Незаметно дошли до дома Зои Петровны. Орлеанцев, к ее страшному смущению, поцеловал ей руку и ушел своим неторопливым шагом человека, который попусту не спешит.
9
В доменном цехе только что закончилось партийное собрание. В числе других вопросов был и такой: обсуждали поведение горнового Ефимушкина. Его в пьяном виде подобрали на улице, и ночь он провел в вытрезвителе.
— Мать похоронил, товарищи, — объяснял Ефимушкин. — Сами знаете. Иду с кладбища, и так на душе темно. Мать–то ведь одна у человека, другой не будет. Взял да и зашел в магазин, купил «полмитрия». Думал, оставлю половину на потом. Не выдержал, точит горе, все опорожнил. Ослабнул, понятное дело, двинуться не могу.
Горновому хотя и посочувствовали, но все–таки вынесли решение — поставить на вид и предупредить, чтобы такого больше не было. «Не позорь наш коллектив», — сказал кто–то из стариков.
Вышли на воздух. Сентябрьский вечер был холодный. Доменные печи, выстроившиеся в ряд над черной водой, грозно гудели в сумерках. По временам над ними вспыхивали багровые отсветы: чугун тек в чугуновозы.
Искра Козакова распрощалась с рабочими и ушла, все еще переживая историю с Ефимушкиным. Эта история напомнила ей то, что случилось с Виталием, когда его так жестоко напоил Гуляев,
Странное вещество водка. Как меняет она человека! Хороший, умный, собранный человек, перепив этой мерзости, становится совсем иным, плетет невесть что, даже сам потом не помнит что; совершает такие глупости, от которых, отрезвясь, со стыда сгорает. Неужели нельзя без нее, без отравы? Неужели нельзя прекратить ее изготовление, продажу? Неужели нельзя о ней позабыть?
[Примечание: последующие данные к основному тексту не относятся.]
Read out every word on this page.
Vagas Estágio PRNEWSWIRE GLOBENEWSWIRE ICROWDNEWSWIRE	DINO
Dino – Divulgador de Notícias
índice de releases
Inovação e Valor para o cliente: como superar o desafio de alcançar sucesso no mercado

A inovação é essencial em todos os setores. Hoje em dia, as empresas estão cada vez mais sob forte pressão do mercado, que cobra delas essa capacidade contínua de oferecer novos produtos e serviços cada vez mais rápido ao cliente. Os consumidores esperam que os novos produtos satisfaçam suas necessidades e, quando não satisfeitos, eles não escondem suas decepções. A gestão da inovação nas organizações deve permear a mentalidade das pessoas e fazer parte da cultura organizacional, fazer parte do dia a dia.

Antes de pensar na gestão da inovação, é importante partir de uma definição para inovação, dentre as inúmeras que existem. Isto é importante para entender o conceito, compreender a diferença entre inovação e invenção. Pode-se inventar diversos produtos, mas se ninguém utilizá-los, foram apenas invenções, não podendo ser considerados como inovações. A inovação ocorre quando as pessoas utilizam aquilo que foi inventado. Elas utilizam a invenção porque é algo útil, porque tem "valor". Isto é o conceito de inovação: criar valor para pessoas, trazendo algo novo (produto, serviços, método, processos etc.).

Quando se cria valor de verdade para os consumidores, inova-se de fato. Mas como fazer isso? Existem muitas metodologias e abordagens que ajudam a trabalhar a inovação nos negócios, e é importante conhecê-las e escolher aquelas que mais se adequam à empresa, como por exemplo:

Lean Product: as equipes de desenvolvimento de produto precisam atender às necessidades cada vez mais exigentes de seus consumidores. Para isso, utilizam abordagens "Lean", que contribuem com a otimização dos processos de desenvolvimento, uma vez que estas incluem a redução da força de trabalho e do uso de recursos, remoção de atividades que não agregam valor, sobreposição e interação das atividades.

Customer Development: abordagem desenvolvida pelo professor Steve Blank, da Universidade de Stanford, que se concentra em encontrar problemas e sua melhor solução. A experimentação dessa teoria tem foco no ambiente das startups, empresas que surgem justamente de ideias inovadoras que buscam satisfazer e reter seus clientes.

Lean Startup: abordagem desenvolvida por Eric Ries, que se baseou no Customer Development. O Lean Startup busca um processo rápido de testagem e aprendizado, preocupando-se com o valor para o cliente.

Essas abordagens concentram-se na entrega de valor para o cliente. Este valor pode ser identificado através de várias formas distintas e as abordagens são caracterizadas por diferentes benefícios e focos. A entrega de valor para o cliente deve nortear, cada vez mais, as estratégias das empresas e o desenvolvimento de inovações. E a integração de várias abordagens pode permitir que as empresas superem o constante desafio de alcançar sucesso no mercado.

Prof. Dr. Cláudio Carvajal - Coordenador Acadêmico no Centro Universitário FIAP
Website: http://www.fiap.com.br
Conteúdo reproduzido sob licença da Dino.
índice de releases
Искра вышла за ворота проходной, перешла мост, свернула к остановке автобуса.
— Искра Васильевна! — услышала она уже ставший ей знакомым грубоватый, но мужественно требовательный голос. Да, это, конечно, он. За ее плечом стоял Дмитрий Ершов.
— Честное слово, — сказал он, — сегодня получилось случайно. Тоже автобуса жду. Пробовал катать десятитонные слитки и вот задержался.
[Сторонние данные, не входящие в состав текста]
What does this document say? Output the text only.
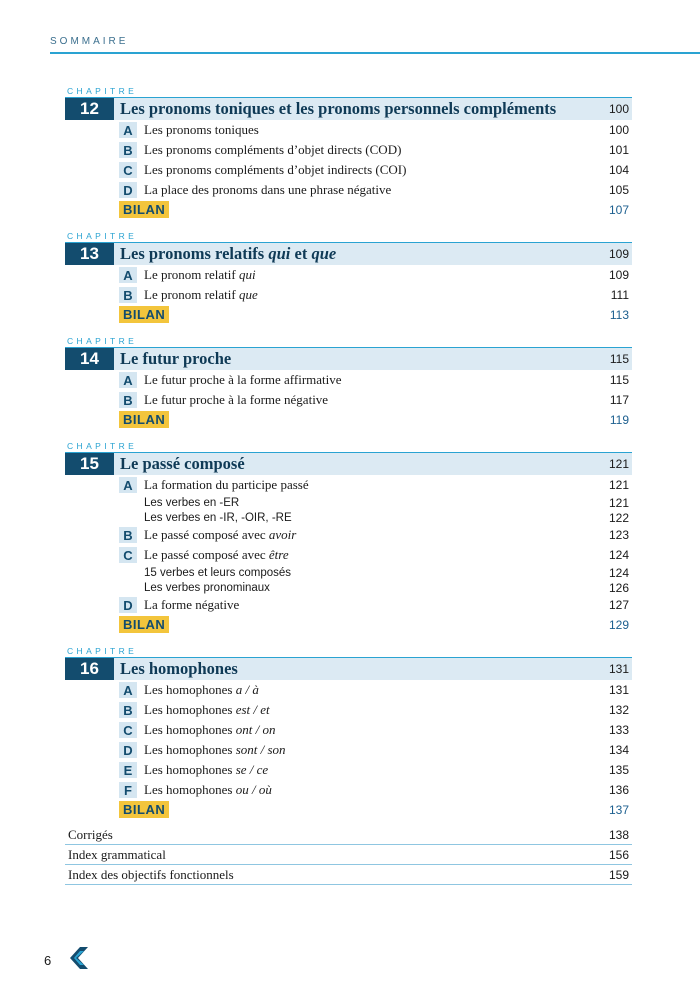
SOMMAIRE
CHAPITRE
12	Les pronoms toniques et les pronoms personnels compléments	100
A Les pronoms toniques	100
B Les pronoms compléments d’objet directs (COD)	101
C Les pronoms compléments d’objet indirects (COI)	104
D La place des pronoms dans une phrase négative	105
BILAN	107
CHAPITRE
13	Les pronoms relatifs qui et que	109
A Le pronom relatif qui	109
B Le pronom relatif que	111
BILAN	113
CHAPITRE
14	Le futur proche	115
A Le futur proche à la forme affirmative	115
B Le futur proche à la forme négative	117
BILAN	119
CHAPITRE
15	Le passé composé	121
A La formation du participe passé	121
Les verbes en -ER	121
Les verbes en -IR, -OIR, -RE	122
B Le passé composé avec avoir	123
C Le passé composé avec être	124
15 verbes et leurs composés	124
Les verbes pronominaux	126
D La forme négative	127
BILAN	129
CHAPITRE
16	Les homophones	131
A Les homophones a / à	131
B Les homophones est / et	132
C Les homophones ont / on	133
D Les homophones sont / son	134
E Les homophones se / ce	135
F Les homophones ou / où	136
BILAN	137
Corrigés	138
Index grammatical	156
Index des objectifs fonctionnels	159
6
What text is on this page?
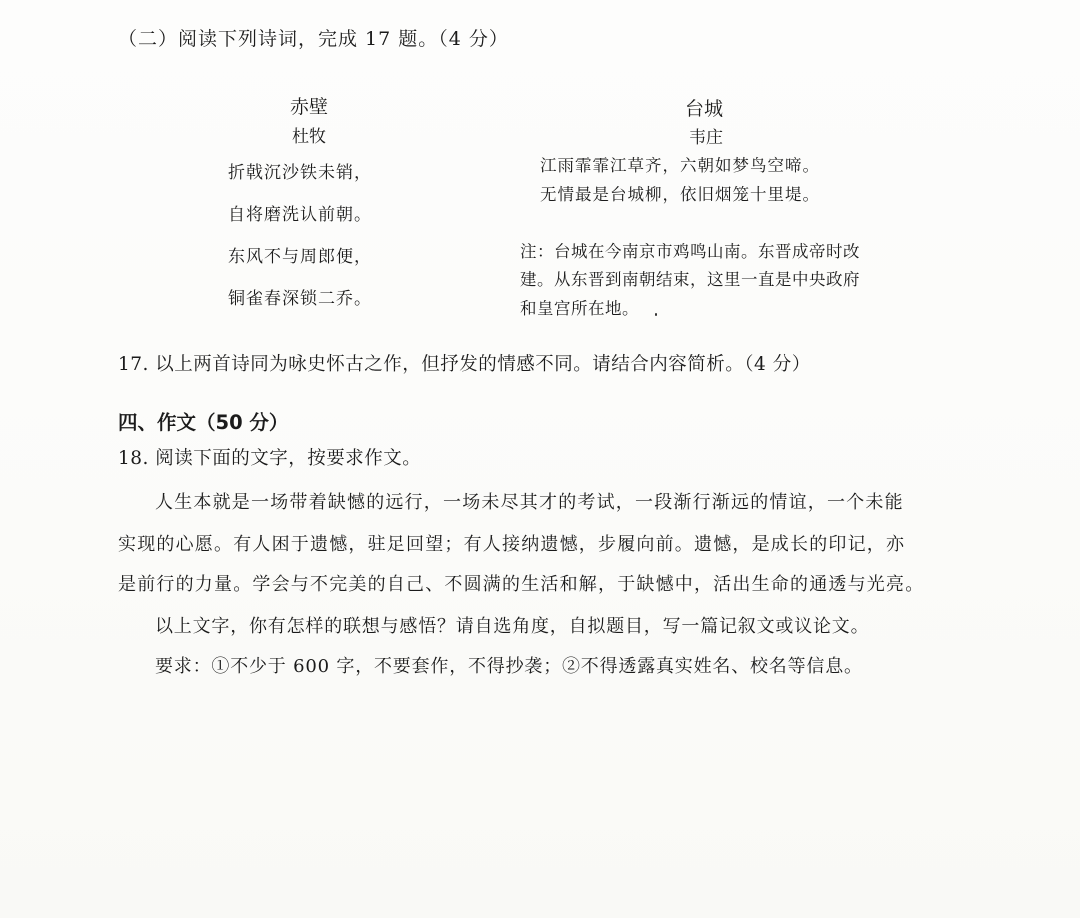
（二）阅读下列诗词，完成 17 题。（4 分）
赤壁
杜牧
折戟沉沙铁未销，
自将磨洗认前朝。
东风不与周郎便，
铜雀春深锁二乔。
台城
韦庄
江雨霏霏江草齐，六朝如梦鸟空啼。
无情最是台城柳，依旧烟笼十里堤。
注：台城在今南京市鸡鸣山南。东晋成帝时改
建。从东晋到南朝结束，这里一直是中央政府
和皇宫所在地。
17. 以上两首诗同为咏史怀古之作，但抒发的情感不同。请结合内容简析。（4 分）
四、作文（50 分）
18. 阅读下面的文字，按要求作文。
人生本就是一场带着缺憾的远行，一场未尽其才的考试，一段渐行渐远的情谊，一个未能
实现的心愿。有人困于遗憾，驻足回望；有人接纳遗憾，步履向前。遗憾，是成长的印记，亦
是前行的力量。学会与不完美的自己、不圆满的生活和解，于缺憾中，活出生命的通透与光亮。
以上文字，你有怎样的联想与感悟？请自选角度，自拟题目，写一篇记叙文或议论文。
要求：①不少于 600 字，不要套作，不得抄袭；②不得透露真实姓名、校名等信息。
— И что же, получается? Я о слитках.
— Получится.
— Поздравляю.
— Спасибо. Может, не будем ждать? Пешком двинемся? — предложил он. — Ведь, говорят, люди страдают сейчас от недостатка кислорода: все в помещениях да в помещениях…
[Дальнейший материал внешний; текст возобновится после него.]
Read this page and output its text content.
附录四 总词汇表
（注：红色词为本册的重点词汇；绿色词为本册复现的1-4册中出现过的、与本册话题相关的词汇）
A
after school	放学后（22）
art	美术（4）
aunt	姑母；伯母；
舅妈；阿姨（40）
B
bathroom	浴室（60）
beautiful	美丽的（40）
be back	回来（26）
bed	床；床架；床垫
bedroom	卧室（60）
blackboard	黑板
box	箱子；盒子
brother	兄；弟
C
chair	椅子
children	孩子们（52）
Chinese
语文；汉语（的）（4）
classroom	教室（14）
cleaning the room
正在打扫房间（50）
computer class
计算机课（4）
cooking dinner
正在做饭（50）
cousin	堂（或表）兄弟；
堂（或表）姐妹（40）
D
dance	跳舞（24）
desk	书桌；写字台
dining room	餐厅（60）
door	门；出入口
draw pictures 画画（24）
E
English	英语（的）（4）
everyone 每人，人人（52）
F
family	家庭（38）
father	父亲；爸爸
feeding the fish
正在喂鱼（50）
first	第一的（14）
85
Искра, не совсем ясно понимая, почему, согласилась не ждать автобуса. Потому, наверно, что было очень холодно на осеннем ветру. Пошли пешком. Говорили о слитках в десять тонн, об условиях, необходимых для успеха работы с ними. Искра знала не только доменное дело, но все металлургическое производство, весь процесс выплавки и обработки черных металлов. Разговор у них шел профессиональный. Потом Дмитрий рассказывал о том, как он впервые пришел на стан, как было трудно освоить эту махину — и самому, к ней привыкнуть, и ее к себе приучить.